Son sus ojos, me están mirando fijamente. Siempre ha tenido los ojos preciosos pero hoy son especialmente bonitos. Me mira sorprendida y sobre todo asustada. ¿Sabrá por qué estoy allí? No, seguro que no. Él me mira también. Se miran. Me vuelven a mirar. Está acabando el discurso. Ella le ha soltado la mano. Sus ojos me dicen que la perdone. ¿Yo? No entiendo nada. ¿De verdad pensaba que no lo sabía? Sigue siendo tan inocente como siempre. ¿Me perdonará ella a mí después de todo? El discurso ha acabado y han prendido la mecha. El cohete anunciador sale disparado. Tengo que hacerlo. He perdido al amor de mi vida para siempre y tengo que matar al culpable. Entre el clamor y los gritos de júbilo se hace el silencio justo cuando saco la pistola. Ella no puede creer lo que ve y él me mira como un cachorro perdido en el bosque. Nadie más se ha dado cuenta. Todo el mundo está mirando al cielo. El silbido se oye cada vez más lejos. Acabo de apuntar el cañón de mi arma cuando el sonido del cohete explota en las alturas. ¡PUM!

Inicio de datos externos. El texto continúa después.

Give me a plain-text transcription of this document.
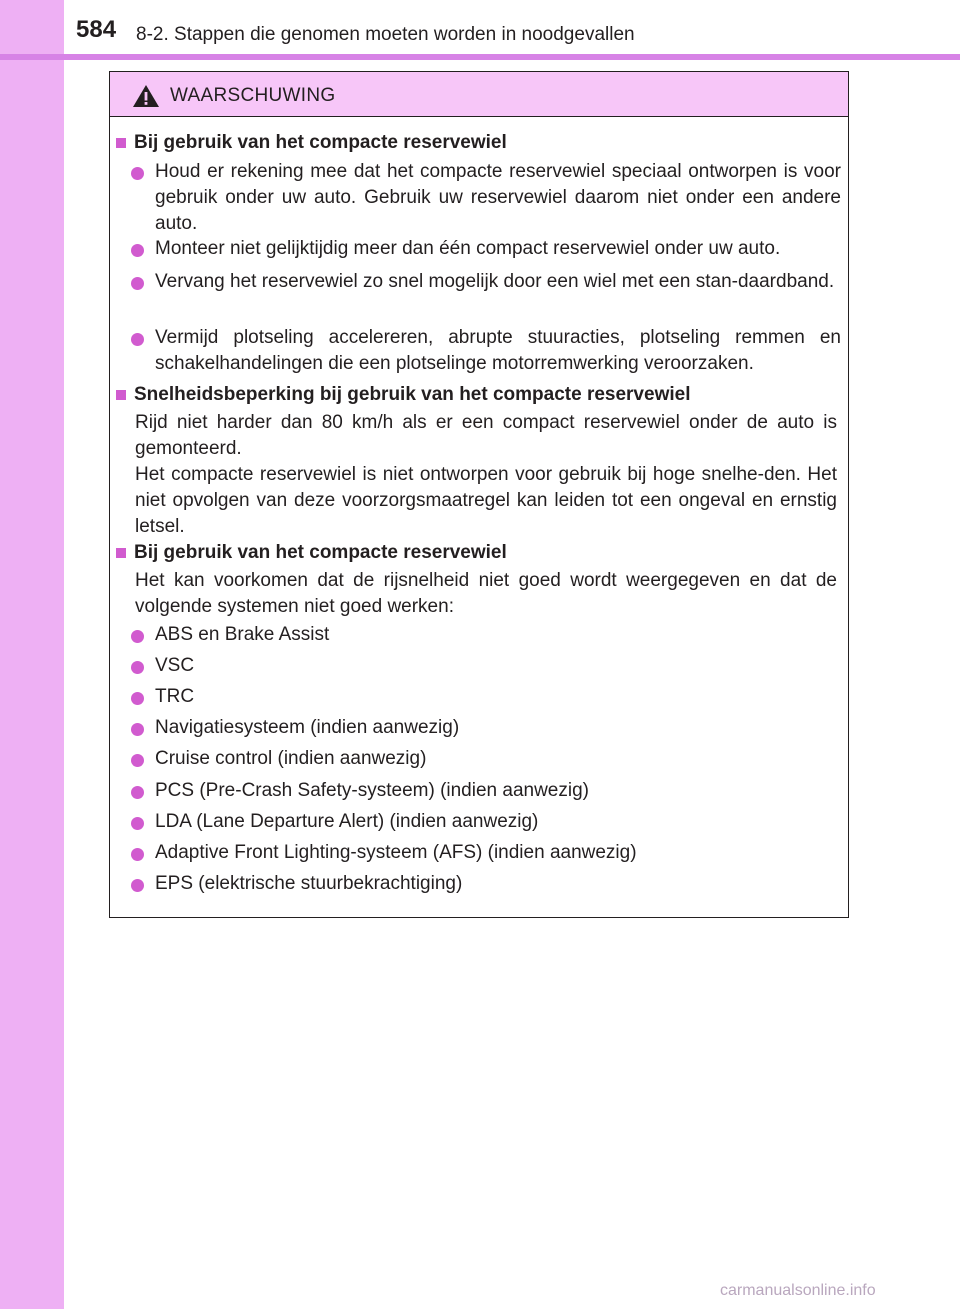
584 8-2. Stappen die genomen moeten worden in noodgevallen
WAARSCHUWING
Bij gebruik van het compacte reservewiel
Houd er rekening mee dat het compacte reservewiel speciaal ontworpen is voor gebruik onder uw auto. Gebruik uw reservewiel daarom niet onder een andere auto.
Monteer niet gelijktijdig meer dan één compact reservewiel onder uw auto.
Vervang het reservewiel zo snel mogelijk door een wiel met een stan-daardband.
Vermijd plotseling accelereren, abrupte stuuracties, plotseling remmen en schakelhandelingen die een plotselinge motorremwerking veroorzaken.
Snelheidsbeperking bij gebruik van het compacte reservewiel
Rijd niet harder dan 80 km/h als er een compact reservewiel onder de auto is gemonteerd.
Het compacte reservewiel is niet ontworpen voor gebruik bij hoge snelhe-den. Het niet opvolgen van deze voorzorgsmaatregel kan leiden tot een ongeval en ernstig letsel.
Bij gebruik van het compacte reservewiel
Het kan voorkomen dat de rijsnelheid niet goed wordt weergegeven en dat de volgende systemen niet goed werken:
ABS en Brake Assist
VSC
TRC
Navigatiesysteem (indien aanwezig)
Cruise control (indien aanwezig)
PCS (Pre-Crash Safety-systeem) (indien aanwezig)
LDA (Lane Departure Alert) (indien aanwezig)
Adaptive Front Lighting-systeem (AFS) (indien aanwezig)
EPS (elektrische stuurbekrachtiging)
carmanualsonline.info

No sabía si me iba a atrever pero no he tenido ni que pensarlo. Tenía el dedo en el gatillo y con el susto del estallido se ha disparado. Ya está hecho. Se acabó. El júbilo ha estallado en la plaza y ha escondido el grito desgarrador de mi único amor. ¿Sólo yo puedo oírla? Me mira con ternura, no lo entiendo. ¿Me habrá perdonado? Él no puede cerrar la boca mientras ella se tira a mis brazos, manchándose con mi sangre. Ella no podía ser feliz y yo no iba a permitirlo. Yo era el culpable y tenía que quitarme de en medio. Pero no quería hacerlo escondido como una rata debajo de un puente o en la oscuridad de mi habitación. Quería que él lo viera, que entendiera que esto no podía pasarle a él. Que no puede dejar que se le escape. Ya casi no oigo nada más que sus sollozos cerca de mi oído. Una de sus lágrimas ha caído en mi mejilla y ha limpiado mi alma. Ya casi no oigo nada… ¡Viva Huesca! ¡Viva San Lorenzo!